There is much debate and insight online at the moment which says 2017 is going to be the year of the internal social network. A great piece here by Andrew Grill at IBM, whom if you are not following – you should, looks at where organisations are falling short on this front:
And here is where companies are missing a trick. Just as in 2016 most companies have some sort of social media presence, and hence monitor and measure (normally presented in weekly reports that no-one reads), few of them are monitoring or measuring what is happening on their internal networks.
and I agree with him.
Having lead the social selling programme for a large commercial real estate firm, which typically leverages the external network of who knows who, I have seen first hand how powerful this can be by turning new business into referral business with just a few clicks. By leveraging this powerful channel, organisations are better able to break down silos and enable much improved cross-selling in an organisation at an enterprise level.
Before Christmas, I attended the launch of the UK Chapter of the Sales Enablement Society led by Scott Santucci and Rebecca Bell. Much debate was had around what is sales enablement, what role should it play, who is responsible etc. The debate is still going on across a variety of global groups, giving some fascinating insight around how many differing views there are on this topic. One of the streams of debate started to compare it to music (join the group here), that sales needs to work in harmony with marketing in order to be efficient at lead generation etc.
I agree, but believe this can be taken one step further. The entire organisation needs to be harmony.
All organisations claim to be customer centric, however, are they? If I refer back to the CEB Challenger Sales process.
Note: the emphasis put on the buying experience and how this drives customer loyalty. If an organisation were to map its entire customer buying experience, from targeting, lead capture, lead nurture, buying process, pitch, win, project execution/delivery, invoices being raised & payment being chased – there are a lot of potential touch points with the customer, be it, automated, email based, phone based or face to face, by different functions and roles. You have Marketing, Sales, Technical Sales (Accountant, Lawyer, Surveyor would be the Professional Services equivalent), Solutions Architects, Customer Success teams, Legal, Finance, Accounts, Credit Control.
You then have IT, HR, Training & Development supporting all of this, and, last but not least Technology platforms. All of this is then surrounded by the overall business strategy and has to work in harmony to play the music the customer wants to hear.

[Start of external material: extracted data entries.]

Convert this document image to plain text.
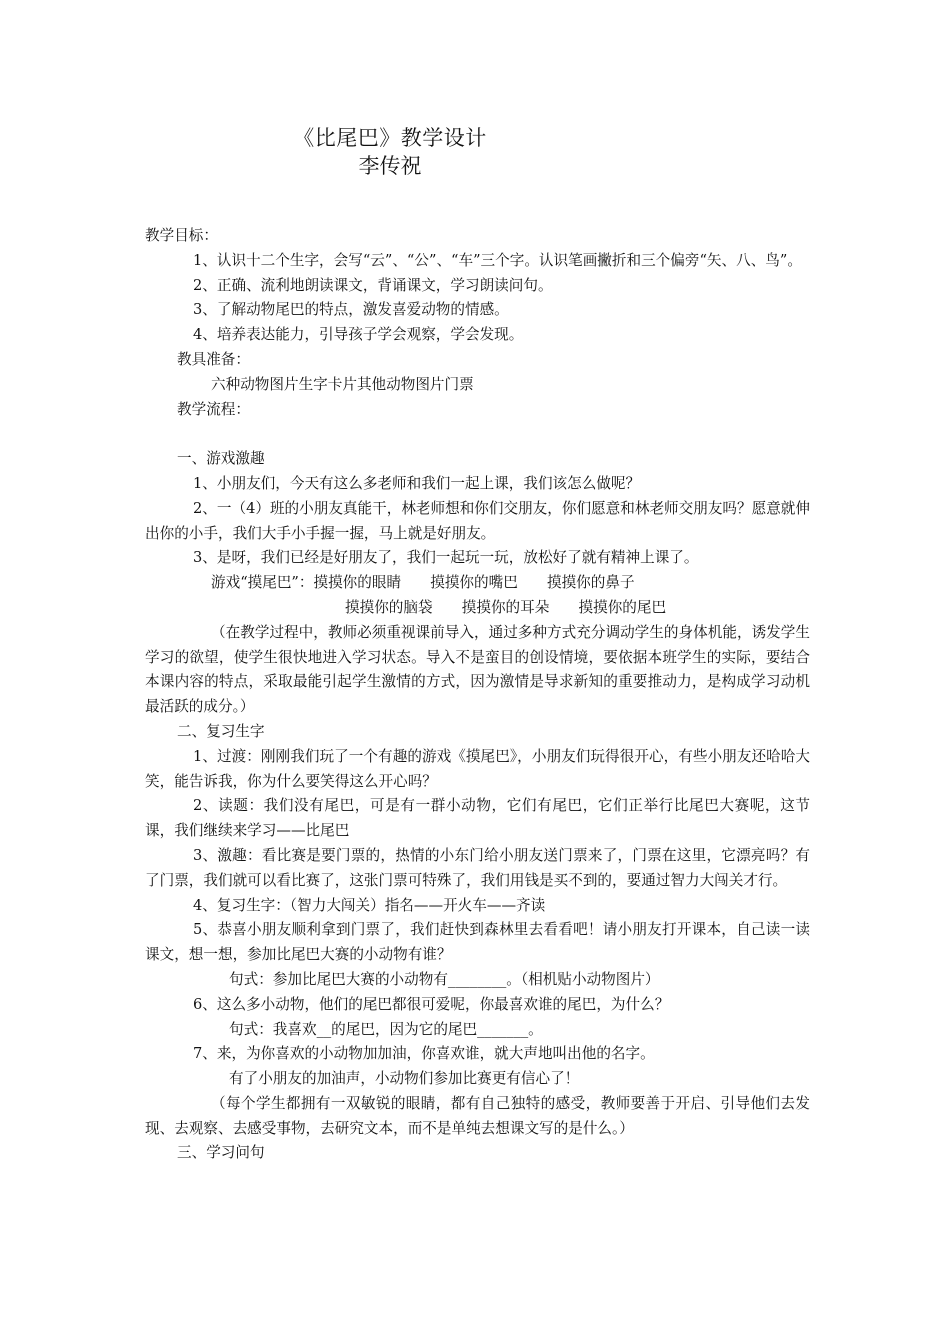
《比尾巴》教学设计
李传祝

教学目标：

1、认识十二个生字，会写“云”、“公”、“车”三个字。认识笔画撇折和三个偏旁“矢、八、鸟”。

2、正确、流利地朗读课文，背诵课文，学习朗读问句。

3、了解动物尾巴的特点，激发喜爱动物的情感。

4、培养表达能力，引导孩子学会观察，学会发现。

教具准备：

六种动物图片生字卡片其他动物图片门票

教学流程：

一、游戏激趣

1、小朋友们，今天有这么多老师和我们一起上课，我们该怎么做呢？

2、一（4）班的小朋友真能干，林老师想和你们交朋友，你们愿意和林老师交朋友吗？愿意就伸出你的小手，我们大手小手握一握，马上就是好朋友。

3、是呀，我们已经是好朋友了，我们一起玩一玩，放松好了就有精神上课了。

游戏“摸尾巴”：摸摸你的眼睛　　摸摸你的嘴巴　　摸摸你的鼻子

摸摸你的脑袋　　摸摸你的耳朵　　摸摸你的尾巴

（在教学过程中，教师必须重视课前导入，通过多种方式充分调动学生的身体机能，诱发学生学习的欲望，使学生很快地进入学习状态。导入不是蛮目的创设情境，要依据本班学生的实际，要结合本课内容的特点，采取最能引起学生激情的方式，因为激情是导求新知的重要推动力，是构成学习动机最活跃的成分。）

二、复习生字

1、过渡：刚刚我们玩了一个有趣的游戏《摸尾巴》，小朋友们玩得很开心，有些小朋友还哈哈大笑，能告诉我，你为什么要笑得这么开心吗？

2、读题：我们没有尾巴，可是有一群小动物，它们有尾巴，它们正举行比尾巴大赛呢，这节课，我们继续来学习——比尾巴

3、激趣：看比赛是要门票的，热情的小东门给小朋友送门票来了，门票在这里，它漂亮吗？有了门票，我们就可以看比赛了，这张门票可特殊了，我们用钱是买不到的，要通过智力大闯关才行。

4、复习生字：（智力大闯关）指名——开火车——齐读

5、恭喜小朋友顺利拿到门票了，我们赶快到森林里去看看吧！请小朋友打开课本，自己读一读课文，想一想，参加比尾巴大赛的小动物有谁？

句式：参加比尾巴大赛的小动物有________。（相机贴小动物图片）

6、这么多小动物，他们的尾巴都很可爱呢，你最喜欢谁的尾巴，为什么？

句式：我喜欢__的尾巴，因为它的尾巴_______。

7、来，为你喜欢的小动物加加油，你喜欢谁，就大声地叫出他的名字。

有了小朋友的加油声，小动物们参加比赛更有信心了！

（每个学生都拥有一双敏锐的眼睛，都有自己独特的感受，教师要善于开启、引导他们去发现、去观察、去感受事物，去研究文本，而不是单纯去想课文写的是什么。）

三、学习问句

If you look at each role or function as a musical instrument – in their own right they can play amazing music, however, if they are to play in an Orchestra – a business – they need to know what notes to play and when, in harmony with all the other instruments – roles/functions – to create a musical/buying experience the customer wants to hear.
The challenge is that each section of the Orchestra – business unit – has its own tune it wants to play to, in order to keep that particular conductor happy – Sales Director, Marketing Director, General Counsel etc – which usually means they are not in harmony with the wider business, but more importantly, the customer – after all, the customer is the one listening to the music! Each function needs to understand what its role is in the customer buying journey, what the other business unit functions are and, more importantly, what the parameters are in which they have been given to work in. For example, Legal is set how much risk the business is allowed to take on; sales needs to understand this so they do not try and bend it to get the deal done BUT, Legal needs to understand the pressure the Sales Director will be under to deliver the numbers – therefore try to keep playing in harmony with each other so the customer keeps on enjoying the music.

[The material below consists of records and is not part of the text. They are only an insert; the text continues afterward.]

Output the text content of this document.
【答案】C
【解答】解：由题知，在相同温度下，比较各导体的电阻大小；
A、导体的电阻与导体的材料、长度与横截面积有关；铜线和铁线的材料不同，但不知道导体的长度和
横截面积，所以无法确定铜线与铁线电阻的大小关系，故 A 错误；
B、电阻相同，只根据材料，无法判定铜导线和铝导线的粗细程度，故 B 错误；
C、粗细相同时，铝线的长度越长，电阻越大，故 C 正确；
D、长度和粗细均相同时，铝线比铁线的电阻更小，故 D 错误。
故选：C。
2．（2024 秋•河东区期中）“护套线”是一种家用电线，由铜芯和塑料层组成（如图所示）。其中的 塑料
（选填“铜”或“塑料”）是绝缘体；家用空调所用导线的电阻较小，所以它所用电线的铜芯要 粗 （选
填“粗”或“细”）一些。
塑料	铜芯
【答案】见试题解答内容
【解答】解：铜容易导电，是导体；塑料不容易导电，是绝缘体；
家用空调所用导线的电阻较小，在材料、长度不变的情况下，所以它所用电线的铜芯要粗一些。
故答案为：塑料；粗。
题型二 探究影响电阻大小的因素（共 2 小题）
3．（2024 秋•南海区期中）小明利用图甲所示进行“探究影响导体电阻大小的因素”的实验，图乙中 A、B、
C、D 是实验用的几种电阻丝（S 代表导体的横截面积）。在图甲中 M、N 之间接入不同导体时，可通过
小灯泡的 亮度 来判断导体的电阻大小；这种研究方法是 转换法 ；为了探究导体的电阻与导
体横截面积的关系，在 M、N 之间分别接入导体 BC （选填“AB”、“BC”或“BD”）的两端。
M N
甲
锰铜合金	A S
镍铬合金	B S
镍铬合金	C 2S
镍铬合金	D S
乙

From what I’ve outlined above, I see this as more than just sales enablement, this for me is organisational enablement, with the customer at the centre – with the business working around and towards the overall customer buying experience. I believe this will also increase overall employee engagement as they will feel like that they are part of something beyond an internal transactional relationship. Jacob Morgan explores this further here.
Of course, there is a technology play which underpins all of this. By way of example, I have mentioned LinkedIn and their Sales Navigator platform to find who knows who as well as tracking what your prospects social activity. You can then look to a platform such as ProFinda to understand who knows what – an interesting piece here on them.

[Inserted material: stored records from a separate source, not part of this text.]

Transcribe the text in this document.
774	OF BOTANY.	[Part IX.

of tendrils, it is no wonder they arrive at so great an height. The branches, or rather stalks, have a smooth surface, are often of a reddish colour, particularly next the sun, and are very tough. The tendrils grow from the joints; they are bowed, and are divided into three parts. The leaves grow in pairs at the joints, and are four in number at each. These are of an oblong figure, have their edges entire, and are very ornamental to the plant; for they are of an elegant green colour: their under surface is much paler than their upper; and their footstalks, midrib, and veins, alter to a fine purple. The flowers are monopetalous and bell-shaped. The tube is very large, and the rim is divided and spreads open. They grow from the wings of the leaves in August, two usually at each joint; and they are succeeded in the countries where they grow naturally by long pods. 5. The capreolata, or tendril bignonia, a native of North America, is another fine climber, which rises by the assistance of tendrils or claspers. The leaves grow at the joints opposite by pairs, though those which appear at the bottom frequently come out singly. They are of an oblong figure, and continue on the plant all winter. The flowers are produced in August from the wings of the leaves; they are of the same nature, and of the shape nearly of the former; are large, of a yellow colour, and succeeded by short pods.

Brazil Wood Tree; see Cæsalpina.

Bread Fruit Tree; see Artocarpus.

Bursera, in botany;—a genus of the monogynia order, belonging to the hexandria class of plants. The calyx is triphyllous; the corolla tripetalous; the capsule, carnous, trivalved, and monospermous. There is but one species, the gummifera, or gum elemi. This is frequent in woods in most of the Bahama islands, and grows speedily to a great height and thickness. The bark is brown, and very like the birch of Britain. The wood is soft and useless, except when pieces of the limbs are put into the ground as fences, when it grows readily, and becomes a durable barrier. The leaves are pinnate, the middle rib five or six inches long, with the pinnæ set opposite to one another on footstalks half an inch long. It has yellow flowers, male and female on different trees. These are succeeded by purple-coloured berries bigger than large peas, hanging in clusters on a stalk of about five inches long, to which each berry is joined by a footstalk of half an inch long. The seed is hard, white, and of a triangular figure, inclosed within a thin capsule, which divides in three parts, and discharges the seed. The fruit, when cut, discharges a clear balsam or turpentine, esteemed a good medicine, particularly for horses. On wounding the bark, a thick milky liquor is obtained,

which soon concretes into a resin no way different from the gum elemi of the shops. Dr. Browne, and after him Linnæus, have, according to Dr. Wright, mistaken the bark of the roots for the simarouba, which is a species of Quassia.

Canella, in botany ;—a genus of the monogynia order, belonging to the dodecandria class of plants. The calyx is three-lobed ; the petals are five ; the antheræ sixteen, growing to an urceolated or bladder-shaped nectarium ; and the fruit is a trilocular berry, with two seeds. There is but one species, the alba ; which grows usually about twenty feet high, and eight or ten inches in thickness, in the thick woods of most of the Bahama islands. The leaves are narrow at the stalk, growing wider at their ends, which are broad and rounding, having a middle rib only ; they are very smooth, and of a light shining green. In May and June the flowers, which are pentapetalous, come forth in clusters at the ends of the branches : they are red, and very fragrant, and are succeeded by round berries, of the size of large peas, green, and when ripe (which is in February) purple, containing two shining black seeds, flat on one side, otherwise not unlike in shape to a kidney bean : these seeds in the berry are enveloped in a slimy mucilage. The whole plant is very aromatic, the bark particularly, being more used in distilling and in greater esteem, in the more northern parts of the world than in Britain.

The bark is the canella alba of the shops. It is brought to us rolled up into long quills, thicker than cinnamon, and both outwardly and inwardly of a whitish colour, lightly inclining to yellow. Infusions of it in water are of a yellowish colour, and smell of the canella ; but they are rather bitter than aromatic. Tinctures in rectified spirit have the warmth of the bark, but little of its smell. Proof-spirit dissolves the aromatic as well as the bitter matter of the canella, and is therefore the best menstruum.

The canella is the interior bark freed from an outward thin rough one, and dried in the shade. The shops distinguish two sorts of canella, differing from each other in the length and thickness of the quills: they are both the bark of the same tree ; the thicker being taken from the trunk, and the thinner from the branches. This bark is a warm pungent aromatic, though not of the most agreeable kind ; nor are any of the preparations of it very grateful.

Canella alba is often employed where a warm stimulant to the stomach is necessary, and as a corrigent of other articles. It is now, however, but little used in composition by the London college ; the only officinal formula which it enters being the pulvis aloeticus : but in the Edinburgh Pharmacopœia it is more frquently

This can all be wrapped in AI / Machine Learning tech to understand the total of everything there is to know that your business has ever created using a platform such as GrayMeta – creating a complete internal and external social / digital network based around connections, knowledge and content. This becomes your music sheet from which to create the harmony for your customer.
Going back to Andrew Grill’s piece on the power of the internal social network, I see this as the fundamental building block to enable all of this. Organisations need to start leveraging the collective thinking power of their employees to create, not only internal harmony and better employee experience, but harmony for your customers.